O debate sobre financiamento da saúde mental no Brasil ganhou novo impulso no Congresso Nacional. O deputado federal Fred Linhares (Republicanos-DF) protocolou uma proposta que estabelece um piso obrigatório para investimentos na área dentro das emendas parlamentares individuais destinadas à saúde.

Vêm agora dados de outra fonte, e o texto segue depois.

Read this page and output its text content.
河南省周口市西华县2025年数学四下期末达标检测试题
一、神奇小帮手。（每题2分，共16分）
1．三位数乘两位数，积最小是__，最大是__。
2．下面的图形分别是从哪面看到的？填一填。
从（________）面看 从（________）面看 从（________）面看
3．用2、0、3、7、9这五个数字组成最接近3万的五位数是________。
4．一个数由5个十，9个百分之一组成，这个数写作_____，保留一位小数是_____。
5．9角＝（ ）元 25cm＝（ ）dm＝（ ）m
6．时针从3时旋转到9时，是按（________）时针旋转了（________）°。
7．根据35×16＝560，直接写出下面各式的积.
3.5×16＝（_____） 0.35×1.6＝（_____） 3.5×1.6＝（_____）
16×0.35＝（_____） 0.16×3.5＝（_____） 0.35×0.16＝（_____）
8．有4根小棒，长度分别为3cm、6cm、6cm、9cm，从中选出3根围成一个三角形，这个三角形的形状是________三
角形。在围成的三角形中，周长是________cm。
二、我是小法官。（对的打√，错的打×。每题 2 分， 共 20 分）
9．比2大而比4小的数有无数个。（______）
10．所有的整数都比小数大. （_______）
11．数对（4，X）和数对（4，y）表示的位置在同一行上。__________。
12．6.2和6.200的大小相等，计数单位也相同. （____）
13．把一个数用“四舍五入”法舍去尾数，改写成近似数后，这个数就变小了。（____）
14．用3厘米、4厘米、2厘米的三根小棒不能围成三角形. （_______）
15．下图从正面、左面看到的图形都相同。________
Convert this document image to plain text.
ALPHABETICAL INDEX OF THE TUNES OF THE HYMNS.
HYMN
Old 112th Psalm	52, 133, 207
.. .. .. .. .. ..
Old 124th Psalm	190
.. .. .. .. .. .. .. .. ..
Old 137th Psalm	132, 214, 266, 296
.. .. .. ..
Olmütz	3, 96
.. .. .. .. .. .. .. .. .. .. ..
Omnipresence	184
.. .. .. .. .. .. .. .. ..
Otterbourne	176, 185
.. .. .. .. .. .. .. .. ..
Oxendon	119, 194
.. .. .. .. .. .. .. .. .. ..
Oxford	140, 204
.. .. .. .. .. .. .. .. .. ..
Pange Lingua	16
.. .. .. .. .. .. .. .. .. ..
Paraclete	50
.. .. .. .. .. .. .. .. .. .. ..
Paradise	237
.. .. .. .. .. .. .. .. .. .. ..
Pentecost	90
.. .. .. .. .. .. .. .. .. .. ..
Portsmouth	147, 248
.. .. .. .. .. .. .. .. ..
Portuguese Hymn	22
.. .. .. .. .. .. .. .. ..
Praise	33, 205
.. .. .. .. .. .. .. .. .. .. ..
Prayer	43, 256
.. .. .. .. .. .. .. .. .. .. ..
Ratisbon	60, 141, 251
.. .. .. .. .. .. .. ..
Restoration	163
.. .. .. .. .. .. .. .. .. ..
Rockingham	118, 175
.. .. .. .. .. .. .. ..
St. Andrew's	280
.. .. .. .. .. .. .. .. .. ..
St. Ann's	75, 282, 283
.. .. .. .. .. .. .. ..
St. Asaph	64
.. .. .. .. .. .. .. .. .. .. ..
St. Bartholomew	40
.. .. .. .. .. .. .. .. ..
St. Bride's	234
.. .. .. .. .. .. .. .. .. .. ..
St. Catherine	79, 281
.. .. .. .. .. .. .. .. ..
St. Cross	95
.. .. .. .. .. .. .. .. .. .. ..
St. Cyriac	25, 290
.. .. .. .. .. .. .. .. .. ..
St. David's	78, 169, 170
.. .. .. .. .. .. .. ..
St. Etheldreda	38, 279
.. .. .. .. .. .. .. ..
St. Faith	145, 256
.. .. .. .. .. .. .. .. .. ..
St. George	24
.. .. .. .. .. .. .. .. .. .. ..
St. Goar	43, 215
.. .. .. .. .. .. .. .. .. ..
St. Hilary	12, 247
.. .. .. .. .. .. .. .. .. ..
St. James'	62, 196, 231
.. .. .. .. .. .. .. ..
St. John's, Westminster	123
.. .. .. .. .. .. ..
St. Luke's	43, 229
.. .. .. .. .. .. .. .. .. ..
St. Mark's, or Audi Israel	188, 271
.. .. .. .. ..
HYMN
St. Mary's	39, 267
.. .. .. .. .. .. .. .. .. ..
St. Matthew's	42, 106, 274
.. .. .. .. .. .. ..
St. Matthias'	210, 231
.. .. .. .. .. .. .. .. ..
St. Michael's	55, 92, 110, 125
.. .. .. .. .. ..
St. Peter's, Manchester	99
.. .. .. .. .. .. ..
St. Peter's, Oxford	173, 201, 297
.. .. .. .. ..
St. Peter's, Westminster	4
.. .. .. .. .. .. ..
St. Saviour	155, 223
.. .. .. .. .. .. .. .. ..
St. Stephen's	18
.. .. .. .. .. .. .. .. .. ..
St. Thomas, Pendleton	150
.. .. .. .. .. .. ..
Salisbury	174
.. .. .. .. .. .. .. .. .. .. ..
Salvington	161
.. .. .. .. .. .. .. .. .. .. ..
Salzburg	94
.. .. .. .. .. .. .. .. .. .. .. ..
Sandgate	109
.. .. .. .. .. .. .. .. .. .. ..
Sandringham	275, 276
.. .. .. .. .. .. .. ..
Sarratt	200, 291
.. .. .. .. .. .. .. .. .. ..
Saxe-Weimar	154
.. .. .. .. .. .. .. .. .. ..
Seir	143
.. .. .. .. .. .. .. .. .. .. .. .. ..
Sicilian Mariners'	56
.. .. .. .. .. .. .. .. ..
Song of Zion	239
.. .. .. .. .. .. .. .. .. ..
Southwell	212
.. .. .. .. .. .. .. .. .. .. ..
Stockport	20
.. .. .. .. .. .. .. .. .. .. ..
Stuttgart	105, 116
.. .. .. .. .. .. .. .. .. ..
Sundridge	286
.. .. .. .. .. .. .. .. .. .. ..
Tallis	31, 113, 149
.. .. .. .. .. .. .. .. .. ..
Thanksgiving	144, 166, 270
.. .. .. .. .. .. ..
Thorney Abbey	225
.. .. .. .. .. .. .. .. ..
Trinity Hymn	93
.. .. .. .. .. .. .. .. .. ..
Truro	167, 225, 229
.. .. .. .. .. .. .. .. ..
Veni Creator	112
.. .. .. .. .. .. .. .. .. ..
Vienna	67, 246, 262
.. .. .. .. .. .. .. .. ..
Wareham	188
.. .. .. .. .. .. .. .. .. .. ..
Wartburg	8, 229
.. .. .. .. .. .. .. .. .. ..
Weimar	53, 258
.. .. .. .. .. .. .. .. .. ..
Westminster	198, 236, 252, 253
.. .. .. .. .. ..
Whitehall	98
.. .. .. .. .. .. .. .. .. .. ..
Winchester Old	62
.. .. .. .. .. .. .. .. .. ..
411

Pelo texto, ao menos 5% desses recursos deverão ser reservados exclusivamente para ações de saúde mental no Sistema Único de Saúde. A medida modifica a Lei Complementar nº 141/2012 e tenta corrigir uma distorção histórica: a baixa previsibilidade de verbas para o atendimento psicológico e psiquiátrico na rede pública.
A proposta surge em um momento sensível para o próprio parlamentar, que recentemente se afastou da atividade legislativa para cuidar da saúde após episódios de crise de ansiedade. A experiência pessoal, segundo ele, evidenciou lacunas no acesso ao atendimento e a necessidade de políticas mais estruturadas.
Na prática, os valores poderão ser aplicados na ampliação e manutenção de serviços como os Centros de Atenção Psicossocial, unidades de acolhimento e ambulatórios especializados, além da criação de leitos em hospitais gerais. O projeto também abre espaço para financiar campanhas de prevenção ao suicídio, aquisição de medicamentos e qualificação de equipes de saúde.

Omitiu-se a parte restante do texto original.